The chief operating officer at the Government Digital Service, Alex Holmes, has today (3 April) announced that he is joining the Department for Culture, Media and Sport as deputy director of cyber security.
Holmes’ appointment has taken place with immediate effect, and GDS is expected to recruit for his replacement in due course. It is understood that someone else from within the service will fill the position on a temporary basis.
Announcing his move on Twitter, Holmes said he was excited about the role, which he said was to help make “the UK the safest place to be and do business online”.
Excited to announce I've joined @DCMS as Deputy Director Cyber Security, helping making the UK the safest place to be and do business online
— Alex Holmes (@alexholmes24) April 3, 2017
Current and former digital government workers, including his former boss Mike Bracken, who led GDS until 2014, and former Home Office chief digital officer Norm Driskell, congratulated Holmes on the role.
@alexholmes24 @DCMS Congrats, great move - well done :)
— Norm Driskell (@n0rm) April 3, 2017
Holmes, who has been in the GDS role since September 2015, has been a civil servant for more than a decade, with early roles as a press officer and policy advisor at the Treasury.
After this, he moved to the spending controls team at the Cabinet Office in 2010 and became deputy director of GDS in 2012 before his role changed to chief operating officer.

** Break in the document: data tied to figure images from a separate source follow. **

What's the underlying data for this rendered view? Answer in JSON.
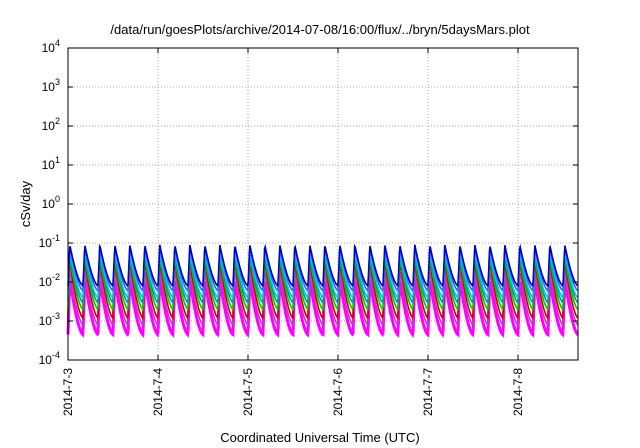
{
  "chart_data": {
    "type": "line",
    "title": "/data/run/goesPlots/archive/2014-07-08/16:00/flux/../bryn/5daysMars.plot",
    "xlabel": "Coordinated Universal Time (UTC)",
    "ylabel": "cSv/day",
    "yscale": "log",
    "ylim": [
      0.0001,
      10000
    ],
    "xlim": [
      "2014-07-03",
      "2014-07-08T16:00"
    ],
    "grid": true,
    "x_ticks": [
      "2014-7-3",
      "2014-7-4",
      "2014-7-5",
      "2014-7-6",
      "2014-7-7",
      "2014-7-8"
    ],
    "y_ticks": [
      {
        "base": "10",
        "exp": "-4"
      },
      {
        "base": "10",
        "exp": "-3"
      },
      {
        "base": "10",
        "exp": "-2"
      },
      {
        "base": "10",
        "exp": "-1"
      },
      {
        "base": "10",
        "exp": "0"
      },
      {
        "base": "10",
        "exp": "1"
      },
      {
        "base": "10",
        "exp": "2"
      },
      {
        "base": "10",
        "exp": "3"
      },
      {
        "base": "10",
        "exp": "4"
      }
    ],
    "pattern": {
      "description_hidden": true,
      "cycles_per_day": 6,
      "peak_value": 0.09,
      "trough_value": 0.0004
    },
    "series": [
      {
        "color": "#ff00ff",
        "peak": 0.012,
        "trough": 0.00045
      },
      {
        "color": "#cc33cc",
        "peak": 0.02,
        "trough": 0.0008
      },
      {
        "color": "#cc0000",
        "peak": 0.035,
        "trough": 0.0012
      },
      {
        "color": "#00cc00",
        "peak": 0.045,
        "trough": 0.002
      },
      {
        "color": "#009999",
        "peak": 0.055,
        "trough": 0.003
      },
      {
        "color": "#00cccc",
        "peak": 0.065,
        "trough": 0.004
      },
      {
        "color": "#3366ff",
        "peak": 0.08,
        "trough": 0.006
      },
      {
        "color": "#0000cc",
        "peak": 0.09,
        "trough": 0.008
      }
    ]
  }
}
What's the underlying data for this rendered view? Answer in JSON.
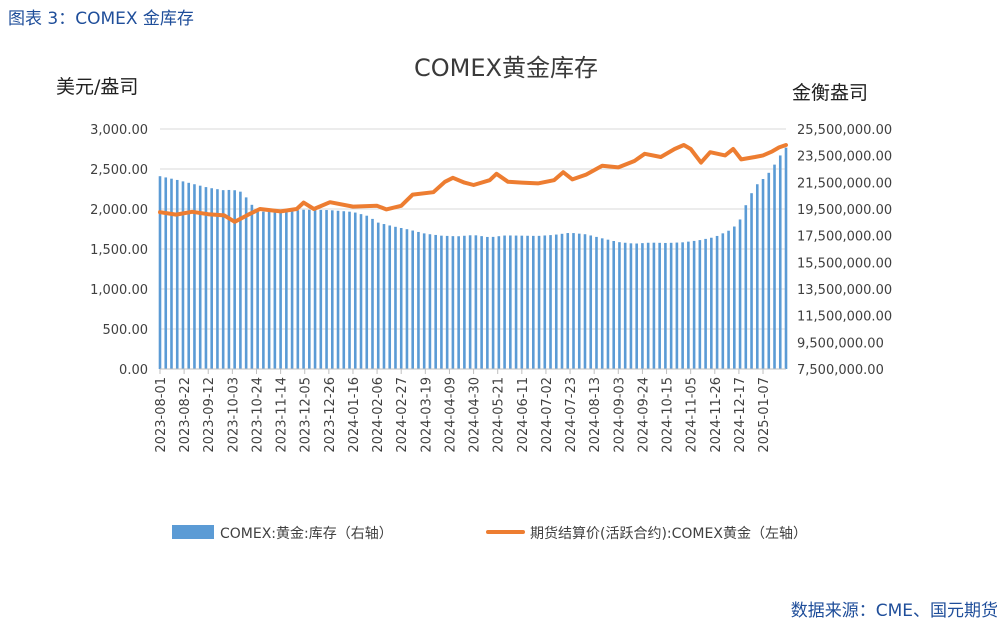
{
  "caption": "图表 3：COMEX 金库存",
  "source": "数据来源：CME、国元期货",
  "colors": {
    "bars": "#5b9bd5",
    "line": "#ed7d31",
    "text_blue": "#1f4e9a"
  },
  "chart_data": {
    "type": "bar+line",
    "title": "COMEX黄金库存",
    "y_left_label": "美元/盎司",
    "y_right_label": "金衡盎司",
    "y_left_range": [
      0,
      3000
    ],
    "y_right_range": [
      7500000,
      25500000
    ],
    "y_left_ticks": [
      "0.00",
      "500.00",
      "1,000.00",
      "1,500.00",
      "2,000.00",
      "2,500.00",
      "3,000.00"
    ],
    "y_right_ticks": [
      "7,500,000.00",
      "9,500,000.00",
      "11,500,000.00",
      "13,500,000.00",
      "15,500,000.00",
      "17,500,000.00",
      "19,500,000.00",
      "21,500,000.00",
      "23,500,000.00",
      "25,500,000.00"
    ],
    "x_ticks": [
      "2023-08-01",
      "2023-08-22",
      "2023-09-12",
      "2023-10-03",
      "2023-10-24",
      "2023-11-14",
      "2023-12-05",
      "2023-12-26",
      "2024-01-16",
      "2024-02-06",
      "2024-02-27",
      "2024-03-19",
      "2024-04-09",
      "2024-04-30",
      "2024-05-21",
      "2024-06-11",
      "2024-07-02",
      "2024-07-23",
      "2024-08-13",
      "2024-09-03",
      "2024-09-24",
      "2024-10-15",
      "2024-11-05",
      "2024-11-26",
      "2024-12-17",
      "2025-01-07"
    ],
    "legend_position": "bottom",
    "series": [
      {
        "name": "COMEX:黄金:库存（右轴）",
        "type": "bar",
        "axis": "right",
        "points": [
          [
            "2023-08-01",
            21960000
          ],
          [
            "2023-08-15",
            21700000
          ],
          [
            "2023-08-29",
            21400000
          ],
          [
            "2023-09-12",
            21100000
          ],
          [
            "2023-09-26",
            20900000
          ],
          [
            "2023-10-03",
            20950000
          ],
          [
            "2023-10-10",
            20800000
          ],
          [
            "2023-10-17",
            20200000
          ],
          [
            "2023-10-24",
            19300000
          ],
          [
            "2023-11-14",
            19300000
          ],
          [
            "2023-12-05",
            19450000
          ],
          [
            "2023-12-26",
            19420000
          ],
          [
            "2024-01-16",
            19280000
          ],
          [
            "2024-01-30",
            18950000
          ],
          [
            "2024-02-06",
            18500000
          ],
          [
            "2024-02-20",
            18200000
          ],
          [
            "2024-03-05",
            17950000
          ],
          [
            "2024-03-19",
            17650000
          ],
          [
            "2024-04-02",
            17500000
          ],
          [
            "2024-04-16",
            17450000
          ],
          [
            "2024-04-30",
            17550000
          ],
          [
            "2024-05-14",
            17380000
          ],
          [
            "2024-05-28",
            17520000
          ],
          [
            "2024-06-11",
            17500000
          ],
          [
            "2024-06-25",
            17480000
          ],
          [
            "2024-07-09",
            17560000
          ],
          [
            "2024-07-23",
            17720000
          ],
          [
            "2024-08-06",
            17600000
          ],
          [
            "2024-08-20",
            17300000
          ],
          [
            "2024-09-03",
            17020000
          ],
          [
            "2024-09-17",
            16900000
          ],
          [
            "2024-10-01",
            16980000
          ],
          [
            "2024-10-15",
            16950000
          ],
          [
            "2024-10-29",
            17000000
          ],
          [
            "2024-11-12",
            17150000
          ],
          [
            "2024-11-26",
            17400000
          ],
          [
            "2024-12-10",
            17950000
          ],
          [
            "2024-12-17",
            18500000
          ],
          [
            "2024-12-24",
            20000000
          ],
          [
            "2024-12-31",
            21200000
          ],
          [
            "2025-01-07",
            21750000
          ],
          [
            "2025-01-14",
            22400000
          ],
          [
            "2025-01-21",
            23400000
          ],
          [
            "2025-01-27",
            24100000
          ]
        ]
      },
      {
        "name": "期货结算价(活跃合约):COMEX黄金（左轴）",
        "type": "line",
        "axis": "left",
        "points": [
          [
            "2023-08-01",
            1960
          ],
          [
            "2023-08-15",
            1930
          ],
          [
            "2023-08-29",
            1965
          ],
          [
            "2023-09-12",
            1935
          ],
          [
            "2023-09-26",
            1920
          ],
          [
            "2023-10-05",
            1840
          ],
          [
            "2023-10-17",
            1930
          ],
          [
            "2023-10-27",
            2000
          ],
          [
            "2023-11-14",
            1970
          ],
          [
            "2023-11-28",
            2000
          ],
          [
            "2023-12-04",
            2080
          ],
          [
            "2023-12-13",
            2000
          ],
          [
            "2023-12-27",
            2085
          ],
          [
            "2024-01-16",
            2030
          ],
          [
            "2024-02-06",
            2040
          ],
          [
            "2024-02-14",
            1995
          ],
          [
            "2024-02-27",
            2040
          ],
          [
            "2024-03-08",
            2180
          ],
          [
            "2024-03-26",
            2210
          ],
          [
            "2024-04-05",
            2340
          ],
          [
            "2024-04-12",
            2390
          ],
          [
            "2024-04-22",
            2330
          ],
          [
            "2024-04-30",
            2300
          ],
          [
            "2024-05-14",
            2360
          ],
          [
            "2024-05-20",
            2440
          ],
          [
            "2024-05-30",
            2340
          ],
          [
            "2024-06-11",
            2330
          ],
          [
            "2024-06-25",
            2320
          ],
          [
            "2024-07-09",
            2360
          ],
          [
            "2024-07-17",
            2460
          ],
          [
            "2024-07-25",
            2370
          ],
          [
            "2024-08-06",
            2430
          ],
          [
            "2024-08-20",
            2540
          ],
          [
            "2024-09-03",
            2520
          ],
          [
            "2024-09-17",
            2600
          ],
          [
            "2024-09-26",
            2690
          ],
          [
            "2024-10-10",
            2650
          ],
          [
            "2024-10-22",
            2750
          ],
          [
            "2024-10-30",
            2800
          ],
          [
            "2024-11-05",
            2750
          ],
          [
            "2024-11-14",
            2580
          ],
          [
            "2024-11-22",
            2710
          ],
          [
            "2024-12-05",
            2670
          ],
          [
            "2024-12-12",
            2750
          ],
          [
            "2024-12-19",
            2620
          ],
          [
            "2024-12-31",
            2650
          ],
          [
            "2025-01-07",
            2670
          ],
          [
            "2025-01-15",
            2720
          ],
          [
            "2025-01-21",
            2770
          ],
          [
            "2025-01-27",
            2800
          ]
        ]
      }
    ]
  }
}
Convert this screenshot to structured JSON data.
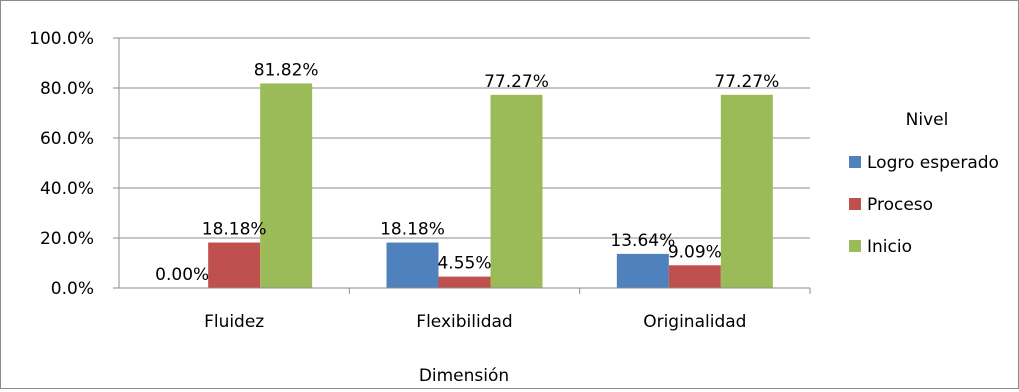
{
  "chart_data": {
    "type": "bar",
    "categories": [
      "Fluidez",
      "Flexibilidad",
      "Originalidad"
    ],
    "series": [
      {
        "name": "Logro esperado",
        "values": [
          0.0,
          18.18,
          13.64
        ],
        "color": "#4f81bd"
      },
      {
        "name": "Proceso",
        "values": [
          18.18,
          4.55,
          9.09
        ],
        "color": "#c0504d"
      },
      {
        "name": "Inicio",
        "values": [
          81.82,
          77.27,
          77.27
        ],
        "color": "#9bbb59"
      }
    ],
    "data_labels": [
      [
        "0.00%",
        "18.18%",
        "13.64%"
      ],
      [
        "18.18%",
        "4.55%",
        "9.09%"
      ],
      [
        "81.82%",
        "77.27%",
        "77.27%"
      ]
    ],
    "yticks": [
      "0.0%",
      "20.0%",
      "40.0%",
      "60.0%",
      "80.0%",
      "100.0%"
    ],
    "ylim": [
      0,
      100
    ],
    "xlabel": "Dimensión",
    "legend_title": "Nivel",
    "legend_position": "right",
    "grid": true
  }
}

In an interview with PublicTechnology last year, Holmes said that GDS was “trying to move away from the arrogance” it had in its early years - although he emphasised that there was still a role for GDS in pushing departments to collaborate.
DCMS last year created a new position of director general for digital and media in a bid to boost the UK’s digital economy, and appointed the former British ambassador to Israel, Matthew Gould, to the role.
DCMS had not responded to a request for comment by the time this article was published.